Il n’aura été bon que pour faire diversion, en attendant que la crise explose vraiment. On le sait, les classes dominantes de toutes les époques ont toujours cherché à protéger leurs privilèges jusqu’au bout. Le développement durable – en tant que fourre-tout idéologique – n’est rien de plus que la version moderne de cette ruse historique bien connue. [1]
Derrière tout consensus, il y a quelque chose de suspect.
La notion de développement durable a été pour la première fois propulsée à l’avant-scène par le Rapport de la Commission mondiale sur l’environnement publié en 1987. Depuis son acte fondateur et les nombreux festivals de rhétorique circonstancielle qui l’ont suivi, rien n’a toutefois réellement été fait pour sortir de l’impasse. Au contraire même, la situation s’est partout dégradée ; le saccage des écosystèmes, la dilapidation des ressources naturelles, le gaspillage sans frein et les pollutions de toutes sortes n’ont fait que s’accroître chaque jour. Nous sommes donc assurément plus près du gouffre qu’en 1987.
Avant toutefois de démontrer en quoi ce concept est devenu l’ennemi le plus sournois de tous ceux et celles qui luttent véritablement contre la destruction généralisée de la biosphère, il convient d’abord de présenter sa définition officielle. La phrase creuse, teintée d’un humanisme vertueux bien remâché, va comme suit : « le développement durable est un développement qui satisfait les besoins des générations présentes sans compromettre la capacité des générations futures de satisfaire les leurs ».

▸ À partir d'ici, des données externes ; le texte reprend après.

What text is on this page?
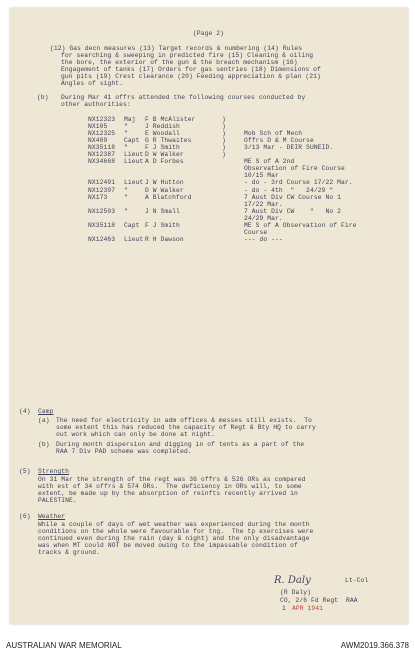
(Page 2)
(12) Gas decn measures (13) Target records & numbering (14) Rules
for searching & sweeping in predicted fire (15) Cleaning & oiling
the bore, the exterior of the gun & the breach mechanism (16)
Engagement of tanks (17) Orders for gas sentries (18) Dimensions of
gun pits (19) Crest clearance (20) Feeding appreciation & plan (21)
Angles of sight.
(b) During Mar 41 offrs attended the following courses conducted by
other authorities:
NX12323 Maj F B McAlister	)
NX105	"	J Reddish	)
NX12325 "	E Woodall	)	Mob Sch of Mech
NX409	Capt G R Thwaites	)	Offrs D & M Course
NX35118 "	F J Smith	)	3/13 Mar - DEIR SUNEID.
NX12387 Lieut D W Walker	)
NX34668 Lieut A D Forbes	ME S of A 2nd
Observation of Fire Course
10/15 Mar
NX12491 Lieut J W Hutton	- do - 3rd Course 17/22 Mar.
NX12397 "	D W Walker	- do - 4th  "   24/29 "
NX173	"	A Blatchford	7 Aust Div CW Course No 1
17/22 Mar.
NX12503 "	J N Small	7 Aust Div CW    "   No 2
24/29 Mar.
NX35118 Capt F J Smith	ME S of A Observation of Fire
Course
NX12463 Lieut R H Dawson	--- do ---
(4) Camp
(a) The need for electricity in adm offices & messes still exists.  To
some extent this has reduced the capacity of Regt & Bty HQ to carry
out work which can only be done at night.
(b) During month dispersion and digging in of tents as a part of the
RAA 7 Div PAD scheme was completed.
(5) Strength
On 31 Mar the strength of the regt was 36 offrs & 526 ORs as compared
with est of 34 offrs & 574 ORs.  The deficiency in ORs will, to some
extent, be made up by the absorption of reinfts recently arrived in
PALESTINE.
(6) Weather
While a couple of days of wet weather was experienced during the month
conditions on the whole were favourable for tng.  The tp exercises were
continued even during the rain (day & night) and the only disadvantage
was when MT could NOT be moved owing to the impassable condition of
tracks & ground.
R. Daly	Lt-Col
(R Daly)
CO, 2/6 Fd Regt  RAA
1 APR 1941
AUSTRALIAN WAR MEMORIAL	AWM2019.366.378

Pour dire à quel point ce concept était inoffensif pour l’économie inhumaine de marché, toutes les grandes multinationales dignes de ce nom se sont empressées de s’y référer (Mosanto, Suez, Total, Porsche et consorts sont du nombre [2]). Or, si la business mondiale s’est joint à la parade, il doit bien y avoir quelque chose de rentable là-dedans, non ?

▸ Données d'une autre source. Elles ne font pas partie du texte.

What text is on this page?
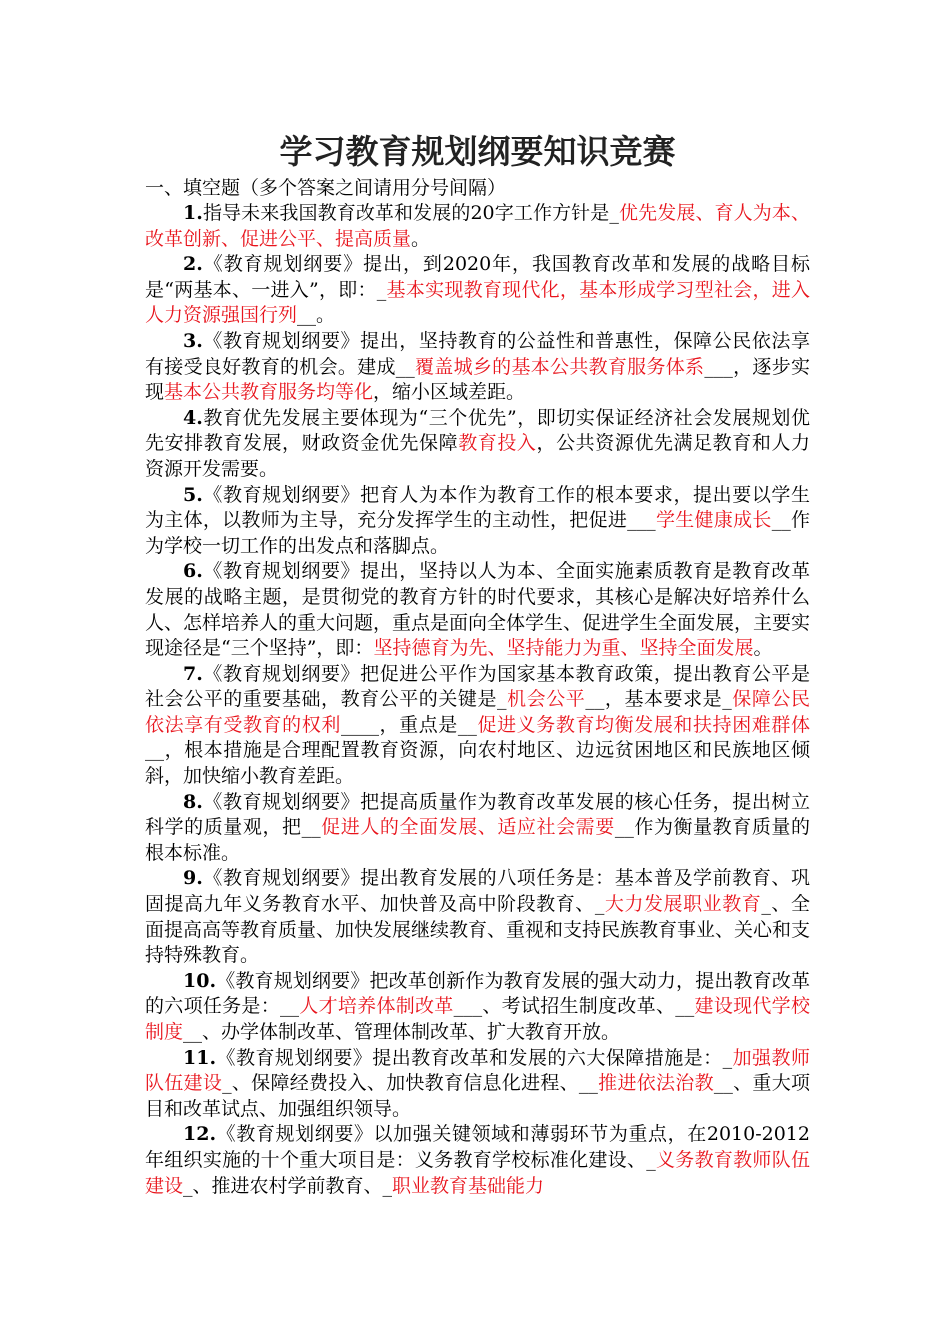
学习教育规划纲要知识竞赛

一、填空题（多个答案之间请用分号间隔）

1.指导未来我国教育改革和发展的20字工作方针是_优先发展、育人为本、改革创新、促进公平、提高质量。

2.《教育规划纲要》提出，到2020年，我国教育改革和发展的战略目标是“两基本、一进入”，即：_基本实现教育现代化，基本形成学习型社会，进入人力资源强国行列__。

3.《教育规划纲要》提出，坚持教育的公益性和普惠性，保障公民依法享有接受良好教育的机会。建成__覆盖城乡的基本公共教育服务体系___，逐步实现基本公共教育服务均等化，缩小区域差距。

4.教育优先发展主要体现为“三个优先”，即切实保证经济社会发展规划优先安排教育发展，财政资金优先保障教育投入，公共资源优先满足教育和人力资源开发需要。

5.《教育规划纲要》把育人为本作为教育工作的根本要求，提出要以学生为主体，以教师为主导，充分发挥学生的主动性，把促进___学生健康成长__作为学校一切工作的出发点和落脚点。

6.《教育规划纲要》提出，坚持以人为本、全面实施素质教育是教育改革发展的战略主题，是贯彻党的教育方针的时代要求，其核心是解决好培养什么人、怎样培养人的重大问题，重点是面向全体学生、促进学生全面发展，主要实现途径是“三个坚持”，即：坚持德育为先、坚持能力为重、坚持全面发展。

7.《教育规划纲要》把促进公平作为国家基本教育政策，提出教育公平是社会公平的重要基础，教育公平的关键是_机会公平__，基本要求是_保障公民依法享有受教育的权利____，重点是__促进义务教育均衡发展和扶持困难群体__，根本措施是合理配置教育资源，向农村地区、边远贫困地区和民族地区倾斜，加快缩小教育差距。

8.《教育规划纲要》把提高质量作为教育改革发展的核心任务，提出树立科学的质量观，把__促进人的全面发展、适应社会需要__作为衡量教育质量的根本标准。

9.《教育规划纲要》提出教育发展的八项任务是：基本普及学前教育、巩固提高九年义务教育水平、加快普及高中阶段教育、_大力发展职业教育_、全面提高高等教育质量、加快发展继续教育、重视和支持民族教育事业、关心和支持特殊教育。

10.《教育规划纲要》把改革创新作为教育发展的强大动力，提出教育改革的六项任务是：__人才培养体制改革___、考试招生制度改革、__建设现代学校制度__、办学体制改革、管理体制改革、扩大教育开放。

11.《教育规划纲要》提出教育改革和发展的六大保障措施是：_加强教师队伍建设_、保障经费投入、加快教育信息化进程、__推进依法治教__、重大项目和改革试点、加强组织领导。

12.《教育规划纲要》以加强关键领域和薄弱环节为重点，在2010-2012年组织实施的十个重大项目是：义务教育学校标准化建设、_义务教育教师队伍建设_、推进农村学前教育、_职业教育基础能力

Après tout, comme l’a dit le PDG de Renault Louis Schweitzer en 2004, « le développement durable n’est ni une utopie ni même une contestation, mais la condition de survie de l’économie de marché ».

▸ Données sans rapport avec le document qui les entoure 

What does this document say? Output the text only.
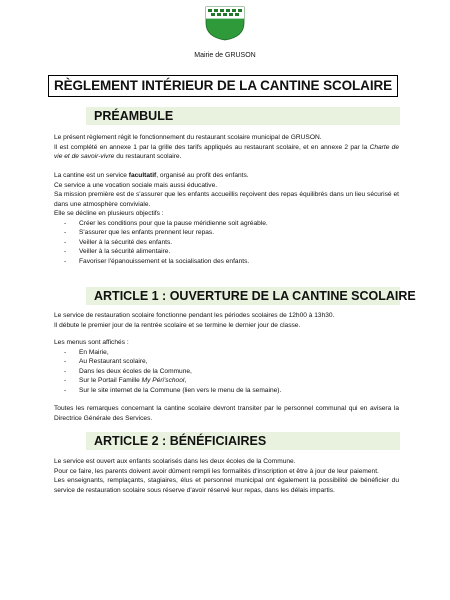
Mairie de GRUSON
RÈGLEMENT INTÉRIEUR DE LA CANTINE SCOLAIRE
PRÉAMBULE

Le présent règlement régit le fonctionnement du restaurant scolaire municipal de GRUSON.

Il est complété en annexe 1 par la grille des tarifs appliqués au restaurant scolaire, et en annexe 2 par la Charte de vie et de savoir-vivre du restaurant scolaire.

La cantine est un service facultatif, organisé au profit des enfants.

Ce service a une vocation sociale mais aussi éducative.

Sa mission première est de s'assurer que les enfants accueillis reçoivent des repas équilibrés dans un lieu sécurisé et dans une atmosphère conviviale.

Elle se décline en plusieurs objectifs :

- Créer les conditions pour que la pause méridienne soit agréable.
- S'assurer que les enfants prennent leur repas.
- Veiller à la sécurité des enfants.
- Veiller à la sécurité alimentaire.
- Favoriser l'épanouissement et la socialisation des enfants.
ARTICLE 1 : OUVERTURE DE LA CANTINE SCOLAIRE

Le service de restauration scolaire fonctionne pendant les périodes scolaires de 12h00 à 13h30.

Il débute le premier jour de la rentrée scolaire et se termine le dernier jour de classe.

Les menus sont affichés :

- En Mairie,
- Au Restaurant scolaire,
- Dans les deux écoles de la Commune,
- Sur le Portail Famille My Péri'school,
- Sur le site internet de la Commune (lien vers le menu de la semaine).

Toutes les remarques concernant la cantine scolaire devront transiter par le personnel communal qui en avisera la Directrice Générale des Services.

ARTICLE 2 : BÉNÉFICIAIRES

Le service est ouvert aux enfants scolarisés dans les deux écoles de la Commune.

Pour ce faire, les parents doivent avoir dûment rempli les formalités d'inscription et être à jour de leur paiement.

Les enseignants, remplaçants, stagiaires, élus et personnel municipal ont également la possibilité de bénéficier du service de restauration scolaire sous réserve d'avoir réservé leur repas, dans les délais impartis.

En fait, tout concept, en tant qu’il est une construction sociale, émerge dans un contexte historique spécifique, s’insère dans les rapports de force qui structurent de part en part la société (et qui tournent presque invariablement à l’avantage des puissants), s’y trouve influencé et modifié au gré de l’idéologie dominante, et finit par se présenter « comme une ’’chose’’ acquise dont on oublie la genèse [3] » et du même coup les intérêts particuliers qui l’ont de toutes pièces façonné.
Le développement durable n’échappe pas à ce processus. Malgré cela, il se donne aujourd’hui à voir comme le serviteur sublime de l’intérêt universel, comme s’il allait contribuer à améliorer le sort de tous les humains. Pourtant, c’est seulement parce qu’il est vidé de tout contenu transformateur qu’il a su rassembler – main dans la main – syndicats, patronats, universités, pseudo-écologistes à la Al Gore, firmes transnationales, gouvernements, etc. L’heure est définitivement au consensus et à la réconciliation, riches et pauvres entonnent le refrain du développement durable !
Un jour quelqu’un (dont j’oublie le nom) a dit : « Quand, dans un État, vous ne percevez le bruit d’aucun conflit, vous pouvez être sûr que la liberté n’y est plus. » Serait-ce que le marché-totalitaire a fini par écraser toute forme d’esprit critique ? À voir l’unanimisme régnant, il semble bien que oui. Au grand dam des libéraux qui ont cru tout au long de la Guerre froide faire partie du « monde libre », il apparaît en fait bien plus probable que la vraie liberté n’ait été présente dans ni l’un ni l’autre des deux camps... Après tout, on a dès le berceau appris aux masses à se soumettre aux arguments à la mode, c’est-à-dire aux arguments dominants, ceux qui viennent directement d’en haut et qui s’imposent comme si de rien n’était...
Sortir de l’impasse, sortir du développement !
Dans le langage des élites politico-économiques dominantes, le mot développement [4] est en tout temps synonyme de développement économique. En ce sens, développement durable signifie pour eux « développement économique inscrit dans la durée ». Et qui dit développement économique dit nécessairement croissance économique. Dès lors, on a convenu que toutes les économies du monde (au Nord comme au Sud) allaient devoir continuer d’accroître infiniment leur production et leur consommation.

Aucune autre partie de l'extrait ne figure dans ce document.